Daniel Pitts schrieb:

for me important would be to say that java's regexp seem not to be
equivalent to regexp in science (which have the same power as DFA or NFA
or epsilon-FA)

javas regexp allow you to backreference something you mached earlier
which might make them as powerful as a ContexFree-grammar/PDA (may be I
don't know, just a guess)

so it seems for me currently not proven that you can't do this parens
matching...
but this seems to be rather scientific intrest...there are better ways
to do it...

   I was thinking about these comments a bit more, and I realized I don't
really understand your notation. In particular, I have no idea how to read
your DA. What you call an NDA looks like a DA to me. That is,

(s)->a
   / \
  b   c
   \ /
    d->(e)

looks like a *deterministic* finite automaton, in that there's only ever at
most 1 possible transition you can take given the next input token and the
current state. To make it an NDA, you'd probably need something like:

(s)->a
   /|\
  / | \
 b  b  c
 |  |  |
 h  i  j
  \ | /
   \|/
    d->(e)

(which implements the regexp: "a(bh|bi|cj)d")

where if you're at the top state, and you see a b, you don't know whether to
take the left one or the middle one.

   But even then, I think (but cannot recall precisely) that the way the
terms NFA and DFA were defined to me, every DFA is considered to also be an
NFA (and so perhaps the N should stand for "not necessarily deterministic"
rather than "non-determistic"), but not every NFA is also a DFA.

   - Oliver

   I've never heard of these quantum FSAs, but they're probably not what
I was referring to in my quantum-computer-natively-running-NDA statement.

   Usually, when a classical computer tries to run an NDA, it either
converts it to an equivalent DFA (and thus risks getting an explosion of
states), or it keeps a set of all possible states the NDA could be in. For
example, if the classical computer thinks that the current possible set of
states that the NDA could be in is {s6}, and the NDA graph looks something
like...

           ,--a--->(s7)-->...
          /
...--->(s6)----a--->(s8)-->...
          \
           `--b--->(s9)-->...

   ... then upon encountering the token "a", the classical
single-processor computer will consume that token, and then update the set
of possible states to be {s7, s8}. Then it needs to look at the next
token, and compare that to the successors of s7, and iteratively, look at
the successors of s8. And you need to do this for each token in the input
string you're trying to accept. So the overall running time is something
like O(n*l), where n is the number of states, and l is the length of the
input. With multi-processors, you can start to do these computations in
parallel, but you're limited by the number of processors: a P-processor
classical computer could only analyze P states at a time, and in the worst
case NDA, you might not have any idea what state you're in at all, and so
you'd need as many processors as there are nodes the graph. P is constant
with respect to the problem size, and so the running time is still
O(n*l/P) == O(n*l).

   Quantum physics is nowhere near my expertise, but my understanding is
that with a quantum computer, there's some sort of natural fit between
"having a set of possible states the NDA could be in" and "have a set of
possible states a qubit could be in". You would just go through each token
of the input, transition by transition, until you reach the end, and then
you "observe" the qubit, revealing finally what state you ended up in (and
whether or not it is an accepting state). The running time becomes O(l),
directly proportional to the size of the input string, and unaffected by
the size of the graph.

   - Oliver

I don't think that does what you intend.  For instance, if it sees input string
")" then it'll end up in states {A,B}.  The ')' will take it from the start
state, A, to state A, and also (non-deterministically) to state B.  Since A is
accepting that means it will accept the input ")" -- which is rather noticeably
not a string of balanced, properly nested, brackets ;-)
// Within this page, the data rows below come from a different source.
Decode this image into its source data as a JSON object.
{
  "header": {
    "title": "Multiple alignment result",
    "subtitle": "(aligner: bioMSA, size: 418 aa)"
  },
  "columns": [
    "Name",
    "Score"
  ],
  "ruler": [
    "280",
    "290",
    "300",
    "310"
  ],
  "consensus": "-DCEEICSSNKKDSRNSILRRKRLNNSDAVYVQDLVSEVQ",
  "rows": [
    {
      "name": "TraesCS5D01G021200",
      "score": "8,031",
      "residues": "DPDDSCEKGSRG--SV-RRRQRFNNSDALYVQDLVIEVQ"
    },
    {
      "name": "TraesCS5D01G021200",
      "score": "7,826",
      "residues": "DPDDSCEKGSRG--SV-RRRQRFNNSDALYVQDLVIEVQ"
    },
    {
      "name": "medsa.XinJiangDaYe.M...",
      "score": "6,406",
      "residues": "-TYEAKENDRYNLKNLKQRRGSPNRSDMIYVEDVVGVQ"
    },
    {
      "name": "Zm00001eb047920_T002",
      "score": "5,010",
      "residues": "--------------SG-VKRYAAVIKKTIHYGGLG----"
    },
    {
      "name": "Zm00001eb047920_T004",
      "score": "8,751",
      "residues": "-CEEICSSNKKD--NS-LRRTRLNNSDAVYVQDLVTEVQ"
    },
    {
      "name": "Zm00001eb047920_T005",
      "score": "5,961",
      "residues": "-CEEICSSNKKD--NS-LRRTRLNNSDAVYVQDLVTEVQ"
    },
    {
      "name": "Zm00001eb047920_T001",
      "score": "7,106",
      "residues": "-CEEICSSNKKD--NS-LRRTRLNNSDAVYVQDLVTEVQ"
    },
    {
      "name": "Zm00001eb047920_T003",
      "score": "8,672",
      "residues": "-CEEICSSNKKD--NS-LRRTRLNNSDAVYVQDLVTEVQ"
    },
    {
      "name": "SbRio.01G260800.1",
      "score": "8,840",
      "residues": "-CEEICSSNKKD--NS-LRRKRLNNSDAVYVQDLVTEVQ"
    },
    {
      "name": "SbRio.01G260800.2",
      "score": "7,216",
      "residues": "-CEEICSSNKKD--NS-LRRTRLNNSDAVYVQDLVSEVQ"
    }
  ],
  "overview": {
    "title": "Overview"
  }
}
It is equivalent to a DFA with two states, I'll call 'em S0 and S1.
S0 is the start state and is accepting.
There are four transitions as follows (I hope the notation is self-evident):
   S0 -- ) --> S0
   S0 -- ( --> S1
   S1 -- ( --> S1
   S1 -- ) --> S0

That DFA was generated and minimised mechanically, btw.  It is always possible
to transform an NFA into an equivalent DFA, and what's more it can be done by a
fairly simple algorithm -- no human insight required ;-)   The key point is
that, since the  NFA has -- by definition -- a finite set of states, the set of
/sets/ of states is also finite.  And by constructing a DFA with a state
corresponding to each (non-empty) set of NFA states, you can translate the NFA
into (typically rather bigger) DFA.  If you'd like more details then you could
start with the Wikipeadia article:
   http://en.wikipedia.org/wiki/Powerset_construction
(I haven't read it, so I don't know how clear, or even correct, it is, but it
does have convincing-looking pictures ;-)   Or try Google:
   nfa dfa construction

The algorithm yields a 3-state FSA with 6 transitions, and then minimising that
produces the above.

   -- chris

It accepts any string whose last character is ")", regardless of whether
the parentheses are balanced or not. There is an edge for ")" leading to
the accepting state A from both itself and B.

Each rung on the ladder can be represented by a set of states of the
NDFSA, and the next set of states depends only on the current set of
states and the input.

Patricia